Beyond Meat offer a variety of meat alternatives that are free from soya and gluten. Their Beyond Burger has shot to fame recently because of its close resemblance to meat. They also have two types of sausage, the Brat Original and the spicy Hot Italian. Beyond Mince is great for tacos, pasta dishes and hand-made meatballs.

Quorn are long-standing producers of meatless meats, and offer a variety of gluten-free items that are also soya-free. Try their Vegan Smoky Ham-Free Slices or Vegan Chicken-Free Slices on your sandwiches. Their original vegetarian range is gradually expanding to include more and more vegan options.


Jackfruit is an amazing meat alternative, used regularly by eateries that are looking to cater for plant-based diets. It soaks up flavours extremely well and its texture bears a striking resemblance to meat, without any of the cruelty! It is usually prepared in tacos, stews, and as ‘pulled-pork’. Canned jackfruit can be found in most supermarkets just ask a member of staff where they stock it. Or, if you’re feeling adventurous, whole jackfruits can be larger than watermelons and provide plenty of large servings. Their seeds can also be boiled or roasted and eaten as snacks.

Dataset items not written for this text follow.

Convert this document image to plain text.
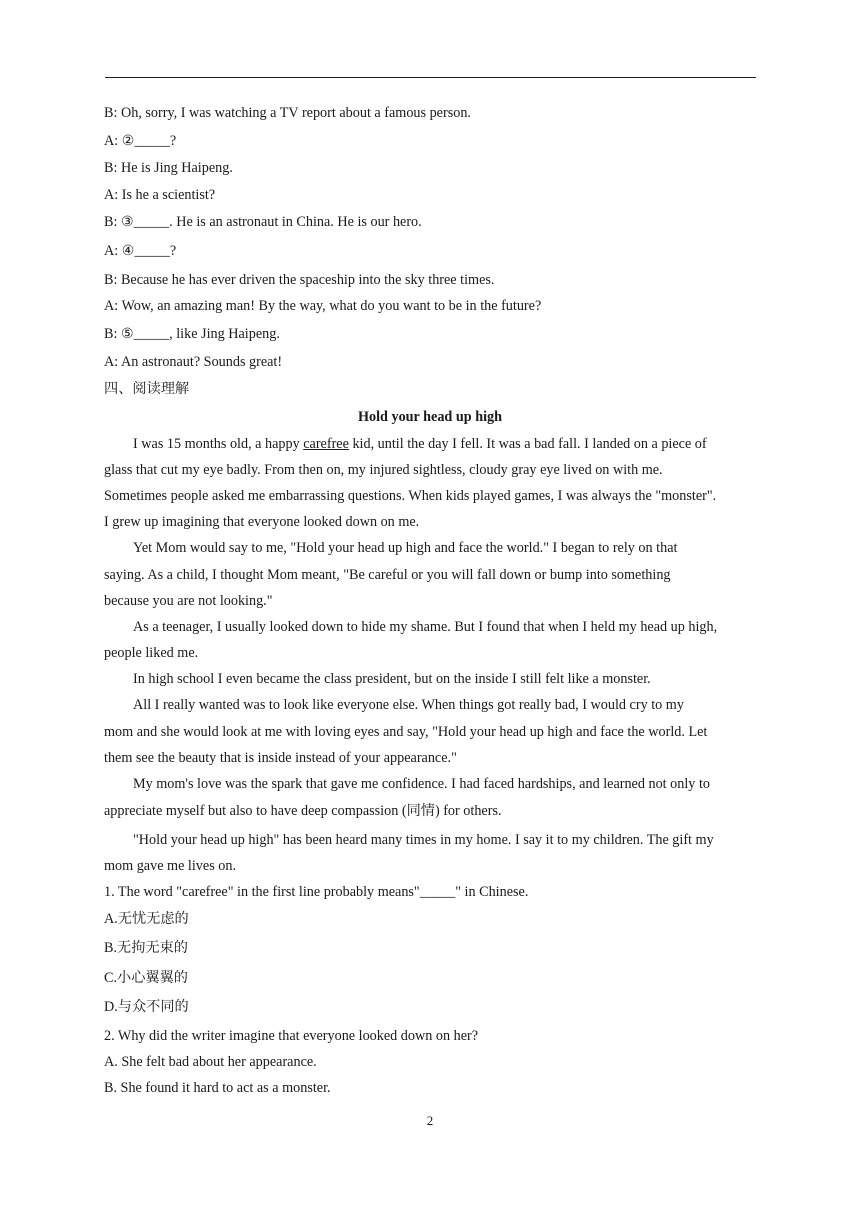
B: Oh, sorry, I was watching a TV report about a famous person.
A: ②_____?
B: He is Jing Haipeng.
A: Is he a scientist?
B: ③_____. He is an astronaut in China. He is our hero.
A: ④_____?
B: Because he has ever driven the spaceship into the sky three times.
A: Wow, an amazing man! By the way, what do you want to be in the future?
B: ⑤_____, like Jing Haipeng.
A: An astronaut? Sounds great!
四、阅读理解
Hold your head up high
I was 15 months old, a happy carefree kid, until the day I fell. It was a bad fall. I landed on a piece of
glass that cut my eye badly. From then on, my injured sightless, cloudy gray eye lived on with me.
Sometimes people asked me embarrassing questions. When kids played games, I was always the "monster".
I grew up imagining that everyone looked down on me.
Yet Mom would say to me, "Hold your head up high and face the world." I began to rely on that
saying. As a child, I thought Mom meant, "Be careful or you will fall down or bump into something
because you are not looking."
As a teenager, I usually looked down to hide my shame. But I found that when I held my head up high,
people liked me.
In high school I even became the class president, but on the inside I still felt like a monster.
All I really wanted was to look like everyone else. When things got really bad, I would cry to my
mom and she would look at me with loving eyes and say, "Hold your head up high and face the world. Let
them see the beauty that is inside instead of your appearance."
My mom's love was the spark that gave me confidence. I had faced hardships, and learned not only to
appreciate myself but also to have deep compassion (同情) for others.
"Hold your head up high" has been heard many times in my home. I say it to my children. The gift my
mom gave me lives on.
1. The word "carefree" in the first line probably means"_____" in Chinese.
A.无忧无虑的
B.无拘无束的
C.小心翼翼的
D.与众不同的
2. Why did the writer imagine that everyone looked down on her?
A. She felt bad about her appearance.
B. She found it hard to act as a monster.
2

Jackfruit comes in tins in most supermarkets
Jackfruit comes in tins in most supermarkets

Banana blossom is also growing in popularity. This large purplish-brown flower of the banana tree can be chopped up and added to practically anything, from curries to soups to stews. It can even be eaten raw in salads. While not a direct alternative to meat (it’s often compared to artichoke), when cooked or pan-tossed in your favourite seasonings it can make a great centrepiece to any dish. Canned banana blossom in brine can be found in many international food stores. Unlike jackfruit, however, it is still not readily available in larger supermarket chains.

Soya-free only

Stuffed with No Moo vegan cheese, Vegusto’s Special Vegan Roast – using ingredients including gluten, vegetable oils and almond butter – can be used as a substitute for a big Sunday roast. You can serve it the traditional way, with gravy, roast potatoes, seasonal vegetables and rosemary. They also do Pepper ‘Schnitzel’ Steak and Paprika ‘Schnitzel’ Steak, for those who used to love the meat equivalent.

If you’re able to eat gluten, then Seitan is a popular meatless option made entirely of wheat gluten. It soaks up flavours extremely well and the texture is chewy and meat-like. It’s widely available, but you can also make your own!

Gluten-free only

Tempeh is made from fermented soya beans and has been around since the 12th century. Most varieties are gluten-free. It comes in the form of a dense cake and is easily sliced or cubed. Steam or fry it, and then add to stir-fries, pasta dishes, salads, and sandwiches. It’s especially delicious when smoked for a vegan-friendly ‘BLT’.